Une journée dans la vie d’un machiniste en couture industrielle

Nom: Philippe Vincent
La profession: Coudre pour l’espace
L’organisation: Société de machines spatiales
Le titre: Machiniste en couture industrielle
La paye: Entre 50 $ et 300 $ de l’heure (en fonction d’une série de facteurs, notamment la complexité, les exigences de conception et l’échelle).

Habituellement, le machiniste en couture industrielle Philippe Vincent travaille sur des parapluies ou des sacs à violon, jusqu’à ce qu’on lui demande de coudre du matériel spatial.Crédit: Hugo Muñoz

10h : Ma journée commence en allumant une vingtaine d’interrupteurs différents dans le bâtiment coopératif où je travaille. Cela s’appelle Tortuga Studios et il est rempli d’autres travailleurs indépendants qui font des choses comme la photographie ou la scénographie. Nous sommes tous amis.

Je reçois souvent des demandes via mon site Web pour des projets différents ou de niche. Je pourrais coudre un sac personnalisé pour un violon ou coudre du gazon synthétique ou un tapis pour un produit destiné à une entreprise de meubles. J’ai généralement cinq à dix emplois en même temps. Parfois, je passe environ une heure sur le courrier électronique, mais en général, c’est direct.
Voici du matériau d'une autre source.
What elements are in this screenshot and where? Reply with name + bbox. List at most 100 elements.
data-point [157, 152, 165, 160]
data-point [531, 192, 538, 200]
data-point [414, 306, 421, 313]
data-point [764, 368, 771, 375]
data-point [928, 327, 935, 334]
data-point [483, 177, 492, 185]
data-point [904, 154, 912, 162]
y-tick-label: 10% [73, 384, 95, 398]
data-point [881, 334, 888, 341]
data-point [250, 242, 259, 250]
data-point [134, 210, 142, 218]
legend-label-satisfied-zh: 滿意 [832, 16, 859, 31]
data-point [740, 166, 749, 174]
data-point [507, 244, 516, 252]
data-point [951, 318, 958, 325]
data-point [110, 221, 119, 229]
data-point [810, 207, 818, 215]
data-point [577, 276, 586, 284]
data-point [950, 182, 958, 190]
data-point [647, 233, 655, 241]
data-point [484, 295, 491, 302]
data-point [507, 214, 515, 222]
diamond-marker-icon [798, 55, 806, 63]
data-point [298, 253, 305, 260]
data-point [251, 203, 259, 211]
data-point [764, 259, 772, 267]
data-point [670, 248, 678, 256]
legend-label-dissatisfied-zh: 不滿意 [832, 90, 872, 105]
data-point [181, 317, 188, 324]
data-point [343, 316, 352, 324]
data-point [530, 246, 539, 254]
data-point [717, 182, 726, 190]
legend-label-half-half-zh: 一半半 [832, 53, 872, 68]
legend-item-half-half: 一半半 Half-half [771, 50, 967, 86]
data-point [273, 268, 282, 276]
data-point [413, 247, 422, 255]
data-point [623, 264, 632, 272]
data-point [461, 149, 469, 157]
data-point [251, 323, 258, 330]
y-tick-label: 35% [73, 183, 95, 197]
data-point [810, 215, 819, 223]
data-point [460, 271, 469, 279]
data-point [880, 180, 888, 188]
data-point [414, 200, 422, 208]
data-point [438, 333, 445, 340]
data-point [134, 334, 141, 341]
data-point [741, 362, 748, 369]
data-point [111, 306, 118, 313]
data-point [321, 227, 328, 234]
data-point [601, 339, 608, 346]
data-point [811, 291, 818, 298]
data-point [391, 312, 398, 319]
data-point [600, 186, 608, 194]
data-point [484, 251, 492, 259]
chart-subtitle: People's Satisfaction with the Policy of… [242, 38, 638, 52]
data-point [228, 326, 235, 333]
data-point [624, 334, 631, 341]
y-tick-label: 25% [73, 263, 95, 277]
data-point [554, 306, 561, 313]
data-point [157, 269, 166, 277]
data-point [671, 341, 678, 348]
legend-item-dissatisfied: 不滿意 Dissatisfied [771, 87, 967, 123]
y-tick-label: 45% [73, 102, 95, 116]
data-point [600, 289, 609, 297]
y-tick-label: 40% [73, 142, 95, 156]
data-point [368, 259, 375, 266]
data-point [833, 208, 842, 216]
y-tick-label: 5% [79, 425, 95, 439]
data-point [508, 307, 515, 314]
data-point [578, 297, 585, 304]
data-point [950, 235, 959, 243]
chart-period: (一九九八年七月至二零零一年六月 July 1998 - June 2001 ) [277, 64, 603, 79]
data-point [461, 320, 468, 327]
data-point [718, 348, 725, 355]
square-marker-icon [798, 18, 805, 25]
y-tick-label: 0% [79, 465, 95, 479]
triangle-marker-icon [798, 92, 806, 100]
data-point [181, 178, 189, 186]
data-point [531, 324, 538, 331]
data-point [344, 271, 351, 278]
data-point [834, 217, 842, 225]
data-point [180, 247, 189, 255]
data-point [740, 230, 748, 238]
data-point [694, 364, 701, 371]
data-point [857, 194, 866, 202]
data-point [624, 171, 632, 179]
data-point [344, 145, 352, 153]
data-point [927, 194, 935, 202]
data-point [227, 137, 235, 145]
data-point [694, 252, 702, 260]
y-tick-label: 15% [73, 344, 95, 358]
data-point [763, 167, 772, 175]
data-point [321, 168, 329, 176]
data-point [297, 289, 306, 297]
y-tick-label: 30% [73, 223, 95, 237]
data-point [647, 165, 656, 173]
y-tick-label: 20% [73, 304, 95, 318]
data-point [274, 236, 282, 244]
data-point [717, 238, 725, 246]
J’ai commencé à coudre à l’âge de 13 ans, en confectionnant moi-même des vêtements. Elle a progressé vers la maille sur des machines à tricoter industrielles et a décollé à partir de là. Les machines à coudre domestiques tentent d’intégrer de nombreuses fonctionnalités dans la machine, mais dans les machines industrielles, il existe une machine pour chaque tâche. Ils sont lourds et posés sur une table, vous ne pouvez pas les ramasser et vous promener dans la pièce avec eux.

11h : Dans le design industriel, il n’y a souvent pas de modèle à suivre, je vais donc en créer un. Aujourd’hui je réalise une cantonnière pour un parapluie haut de gamme pour un client régulier. Lorsque Space Machines Company a demandé à quelqu’un de coudre une isolation multicouche dans le plus grand satellite privé d’Australie, j’ai dû créer des modèles et des maquettes pour chaque couverture.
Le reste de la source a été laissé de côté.